Com relação ao financiamento das publicações, quase dois terços dos inquiridos (64%) nunca procuraram que a sua instituição pagasse os custos da publicação dum artigo numa revista. No que toca às revistas em Open Access, 53% nunca pagaram para publicar, sendo que 85% dos entrevistados já publicaram em Open Access. Este modelo predador está assim largamente ausente das práticas científicas em França. De resto, é visto negativamente por 89% dos inquiridos.

Por outro lado, 57% dos respondentes já procuraram e obtiveram publicações em sites piratas e 63% desejariam que as sociedades científicas retomassem o controlo das publicações, mesmo que isso signifique arcar com os custos (apenas 6% se opõem a isso).

Profissões científicas e a crise ecológica

A última série de perguntas visava sondar a comunidade científica sobre em que medida a crise ecológica era tida em conta na formulação das prioridades da política científica.

As respostas mostram que 84% dos respondentes pensam que a crise ecológica e climática deve levar a mudanças nas práticas científicas; 76% acreditam que as práticas actuais dão origem a um número excessivo de viagens e 81% acreditam que a redução da pegada de carbono das actividades científicas se deve tornar uma prioridade no estabelecimento de políticas universitárias e de investigação.

Setembro 2020

[1] http://rogueesr.fr/

[2] Dina Bacalexi, filóloga, está ligada ao Syndicat National des Travailleurs de la Recherche Scientifique (SNTRS-CGT), filiado na Federação Mundial dos Trabalhadores Científicos

[3] Não dispomos desta ficha-síntese (Nota OTC)

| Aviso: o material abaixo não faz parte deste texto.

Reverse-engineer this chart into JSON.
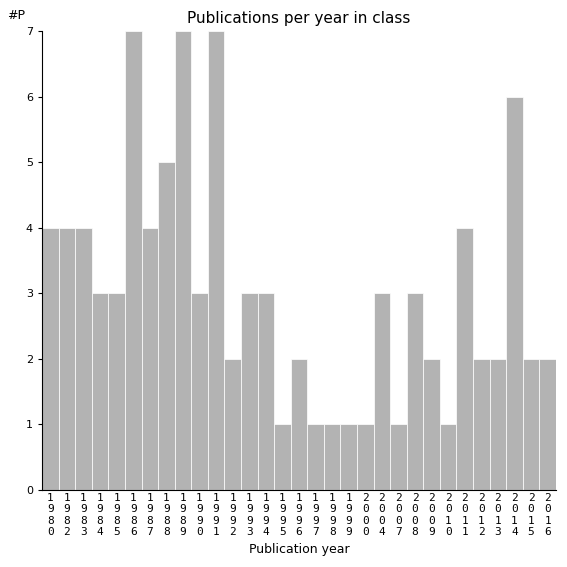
{
  "title": "Publications per year in class",
  "xlabel": "Publication year",
  "ylabel": "#P",
  "categories": [
    "1980",
    "1982",
    "1983",
    "1984",
    "1985",
    "1986",
    "1987",
    "1988",
    "1989",
    "1990",
    "1991",
    "1992",
    "1993",
    "1994",
    "1995",
    "1996",
    "1997",
    "1998",
    "1999",
    "2000",
    "2004",
    "2007",
    "2008",
    "2009",
    "2010",
    "2011",
    "2012",
    "2013",
    "2014",
    "2015",
    "2016"
  ],
  "values": [
    4,
    4,
    4,
    3,
    3,
    7,
    4,
    5,
    7,
    3,
    7,
    2,
    3,
    3,
    1,
    2,
    1,
    1,
    1,
    1,
    3,
    1,
    3,
    2,
    1,
    4,
    2,
    2,
    6,
    2,
    2
  ],
  "bar_color": "#b3b3b3",
  "bar_edge_color": "#ffffff",
  "ylim": [
    0,
    7
  ],
  "yticks": [
    0,
    1,
    2,
    3,
    4,
    5,
    6,
    7
  ],
  "title_fontsize": 11,
  "axis_label_fontsize": 9,
  "tick_fontsize": 8,
  "background_color": "#ffffff"
}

[4] LPPR na sigla francesa

[5] A Agência Nacional para a Investigação (ANR, na sigla francesa) tem por missão financiar a investigação científica. Fundada em 2005 como entidade de interesse público adquiriu o estatuto de instituto público de carácter administrativo em 1 de Agosto de 2006.

[6] Trata-se de agências criadas pelo governo para “pilotar” a ciência, isto é, definir as “prioridades” científicas e, na maior parte das vezes, atribuir meios financeiros a quem trabalha sobre essas “prioridades” em detrimento do que se se chama “frente contínua do conhecimento” que pressupõe que todos os domínios científicos merecem ser estudados e para tanto dispor de recursos e de pessoal. Estas agências, como a ANR (https://anr.fr/fr/) abrem concursos de projectos. Este mecanismo é criticado por se entender que fazem aumentar a precariedade, uma vez que os fundos são frequentemente usados para recrutar precários que, terminado o projecto, não vêm a ocupar lugares permanentes. Critica-se-lhe também o seguirem aa “modas” ou as “tendências” do momento e de funcionar como instrumento de “pilotagem” da investigação sobrepondo-se aos órgãos representativos da comunidade científica (como os conselhos científicos dos institutos do CNRS ou dos seus equivalentes noutras instituições).

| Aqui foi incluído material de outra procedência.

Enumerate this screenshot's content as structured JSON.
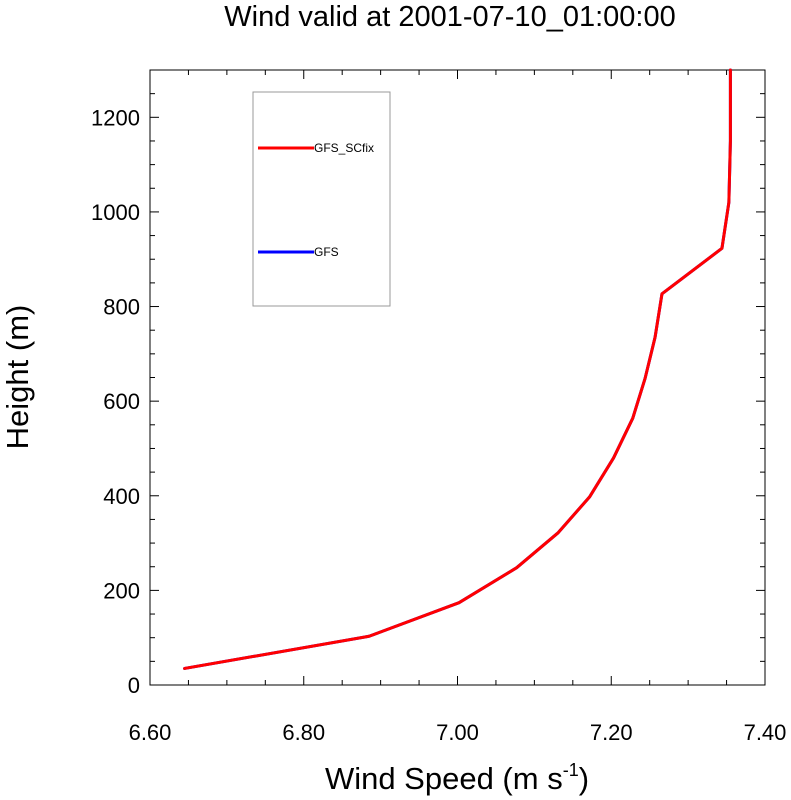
{
  "chart_data": {
    "type": "line",
    "title": "Wind valid at 2001-07-10_01:00:00",
    "xlabel": "Wind Speed (m s",
    "xlabel_sup": "-1",
    "xlabel_end": ")",
    "ylabel": "Height (m)",
    "xlim": [
      6.6,
      7.4
    ],
    "ylim": [
      0,
      1300
    ],
    "x_ticks": [
      6.6,
      6.8,
      7.0,
      7.2,
      7.4
    ],
    "x_tick_labels": [
      "6.60",
      "6.80",
      "7.00",
      "7.20",
      "7.40"
    ],
    "y_ticks": [
      0,
      200,
      400,
      600,
      800,
      1000,
      1200
    ],
    "y_tick_labels": [
      "0",
      "200",
      "400",
      "600",
      "800",
      "1000",
      "1200"
    ],
    "grid": false,
    "legend_position": "top-left",
    "series": [
      {
        "name": "GFS",
        "color": "#0000ff",
        "x": [
          6.645,
          6.885,
          7.002,
          7.077,
          7.131,
          7.172,
          7.203,
          7.228,
          7.244,
          7.257,
          7.266,
          7.344,
          7.353,
          7.355,
          7.355
        ],
        "y": [
          35,
          103,
          174,
          248,
          322,
          398,
          480,
          564,
          648,
          735,
          827,
          923,
          1020,
          1150,
          1300
        ]
      },
      {
        "name": "GFS_SCfix",
        "color": "#ff0000",
        "x": [
          6.645,
          6.885,
          7.002,
          7.077,
          7.131,
          7.172,
          7.203,
          7.228,
          7.244,
          7.257,
          7.266,
          7.344,
          7.353,
          7.355,
          7.355
        ],
        "y": [
          35,
          103,
          174,
          248,
          322,
          398,
          480,
          564,
          648,
          735,
          827,
          923,
          1020,
          1150,
          1300
        ]
      }
    ],
    "legend_order": [
      "GFS_SCfix",
      "GFS"
    ]
  }
}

[7] Conselho Superior de Avaliação da Investigação e do Ensino Superior. Na sigla francesa, HCERES, « Haut Conseil de l’évaluation de la recherche et de l’enseignement supérieur »

[8] O termo francês é “panachage”.Os eleitores podem fazer uma escolha de nomes em diferentes listas.

[9] Em francês: “fonctions de pilotage”. Trata-se de pessoal científico com assento em conselhos directivos de instituições ou colocados no ministério de tutela. São pessoas normalmente escolhidas por razões de política, e com a mesma cor política daqueles que as escolhem. O que se lhes critica é o facto de terem deixado de fazer ciência e seguir orientações políticas, (Ver também, acima, a nota 6).